One of Matrix's key strengths is bridges - the
ability to chat with users on other platforms. That's a key part of why I'm
proposing Matrix for the Ansible community, because it allows us to not
hard-drop IRC. However, that relies on the stability of the Libera bridges.
This is something I hear a lot about - that the bridge is unstable and it makes
the experience for both IRC and Matrix a problem.
That's not unfair - the result of bridge issues is that the community is
split. Messages cannot travel between the networks, and may well be lost
forever for recipients on the other side. That's unfortunate, but I will now
argue that this happens anyway on IRC - via netsplits.

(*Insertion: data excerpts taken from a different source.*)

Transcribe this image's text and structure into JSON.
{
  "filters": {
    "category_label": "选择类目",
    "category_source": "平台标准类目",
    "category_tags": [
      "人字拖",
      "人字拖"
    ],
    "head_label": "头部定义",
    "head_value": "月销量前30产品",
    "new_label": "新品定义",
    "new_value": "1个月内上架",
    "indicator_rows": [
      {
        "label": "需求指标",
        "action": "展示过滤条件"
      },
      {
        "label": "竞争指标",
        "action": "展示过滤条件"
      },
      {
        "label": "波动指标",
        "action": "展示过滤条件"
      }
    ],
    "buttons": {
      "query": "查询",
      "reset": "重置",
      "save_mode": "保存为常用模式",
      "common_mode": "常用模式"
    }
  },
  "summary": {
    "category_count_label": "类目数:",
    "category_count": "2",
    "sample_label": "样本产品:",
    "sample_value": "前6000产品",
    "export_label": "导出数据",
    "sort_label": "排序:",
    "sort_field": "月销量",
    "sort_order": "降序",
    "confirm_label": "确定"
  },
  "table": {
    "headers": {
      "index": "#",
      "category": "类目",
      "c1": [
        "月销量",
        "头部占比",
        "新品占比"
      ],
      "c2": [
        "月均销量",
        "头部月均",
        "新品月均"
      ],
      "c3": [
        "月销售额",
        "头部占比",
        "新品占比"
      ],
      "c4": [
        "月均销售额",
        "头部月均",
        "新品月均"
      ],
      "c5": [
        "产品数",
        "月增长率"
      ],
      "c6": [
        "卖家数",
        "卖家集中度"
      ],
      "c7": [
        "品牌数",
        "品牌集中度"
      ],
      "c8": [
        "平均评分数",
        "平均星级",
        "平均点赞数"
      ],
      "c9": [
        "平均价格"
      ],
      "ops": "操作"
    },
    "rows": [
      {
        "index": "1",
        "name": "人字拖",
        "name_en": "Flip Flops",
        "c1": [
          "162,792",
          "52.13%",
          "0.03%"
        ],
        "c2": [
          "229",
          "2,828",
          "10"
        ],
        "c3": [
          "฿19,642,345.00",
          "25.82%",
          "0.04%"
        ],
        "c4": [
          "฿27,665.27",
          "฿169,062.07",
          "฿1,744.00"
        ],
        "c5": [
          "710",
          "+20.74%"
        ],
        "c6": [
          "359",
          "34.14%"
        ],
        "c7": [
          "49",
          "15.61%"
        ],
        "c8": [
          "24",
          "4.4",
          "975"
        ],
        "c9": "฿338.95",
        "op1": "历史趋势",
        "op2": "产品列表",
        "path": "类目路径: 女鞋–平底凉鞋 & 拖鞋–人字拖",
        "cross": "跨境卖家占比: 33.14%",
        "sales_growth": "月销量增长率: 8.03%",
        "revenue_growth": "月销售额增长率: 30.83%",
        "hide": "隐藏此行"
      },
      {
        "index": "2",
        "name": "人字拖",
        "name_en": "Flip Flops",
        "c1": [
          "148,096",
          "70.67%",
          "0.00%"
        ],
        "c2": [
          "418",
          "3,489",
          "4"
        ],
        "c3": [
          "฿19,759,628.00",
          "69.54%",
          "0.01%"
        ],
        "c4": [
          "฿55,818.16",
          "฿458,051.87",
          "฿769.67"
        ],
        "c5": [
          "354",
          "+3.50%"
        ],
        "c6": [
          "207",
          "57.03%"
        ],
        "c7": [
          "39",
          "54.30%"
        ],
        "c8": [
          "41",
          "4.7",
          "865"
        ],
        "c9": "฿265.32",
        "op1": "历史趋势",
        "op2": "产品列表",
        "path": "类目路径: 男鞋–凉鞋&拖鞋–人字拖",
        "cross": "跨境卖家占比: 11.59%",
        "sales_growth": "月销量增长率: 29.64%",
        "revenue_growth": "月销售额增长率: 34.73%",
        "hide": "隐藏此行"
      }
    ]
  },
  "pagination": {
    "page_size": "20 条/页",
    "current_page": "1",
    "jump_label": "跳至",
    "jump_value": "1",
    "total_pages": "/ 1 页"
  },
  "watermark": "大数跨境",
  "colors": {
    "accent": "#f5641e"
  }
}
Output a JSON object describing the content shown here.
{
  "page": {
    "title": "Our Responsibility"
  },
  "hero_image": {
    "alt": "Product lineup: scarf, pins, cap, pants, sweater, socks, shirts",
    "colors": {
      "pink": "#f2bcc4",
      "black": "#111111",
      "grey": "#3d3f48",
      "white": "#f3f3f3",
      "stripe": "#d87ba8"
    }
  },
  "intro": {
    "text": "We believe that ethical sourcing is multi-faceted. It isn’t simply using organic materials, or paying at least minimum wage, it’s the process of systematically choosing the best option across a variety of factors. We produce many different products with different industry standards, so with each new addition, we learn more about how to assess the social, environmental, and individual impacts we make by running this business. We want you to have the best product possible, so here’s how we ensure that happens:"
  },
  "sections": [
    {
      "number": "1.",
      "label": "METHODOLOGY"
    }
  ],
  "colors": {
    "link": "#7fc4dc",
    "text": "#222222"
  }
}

From a user-experience view, netsplits, aren't really any different to a bridge
problem. Either way, a chunk of the community (usually about 5-15%) is
out-of-contact with the rest, and will not receive messages sent during that
time. So, how common is that?
I asked my colleagues with long IRC logs to grep for netsplits, and here's what
we got:
(I've added in a simple guess for total-affected-users here, picking 7% of the
room membership (today) as the number of affected users and just multiplying it
up. It's entirely made up, but illustrates what the impact of this many
splits might be.)
So that's roughly 2 netsplits a week in #ansible. Also interesting is that
the netsplits were getting more frequent over time - clearly there's a ceiling
to that, one shouldn't forecast that fit too far, but it's a concerning trend
nonetheless.
As for the IRC<->Matrix bridge, that's a lot harder. Element told me they
don't log bridge issues, and the bridge is largely silent when there is a
problem. However, one can look for times when all the matrix users drop from
the IRC side - obviously this won't catch issues where the bridge is slow
rather than dead, but it's something. And lo, the reverse is true, the
bridge is getting more stable.
Conclusion
We've looked at 3 key things here - overall size, active users, and stability.
While much of the data is vague, each part reinforces the story - taken as a
whole, I think it's a fair statement that Matrix is already larger than IRC,
while IRC is declining, and while bridge issues are rough, they're decreasing
with time.
We must also remember that the bridge tries to recover (and Matrix itself is
eventually-consistent), so messages frequently arrive later on, rather than not
at all as with netsplits (although some bridge issues do cause drops, this is
not a 100% guarantee).
My first post on Matrix laid out the "what" and "how" of my thoughts on Ansible
- this post adds some strength to the "why". I still think it's the right
choice for the future of our community - hopefully I'm convincing you too.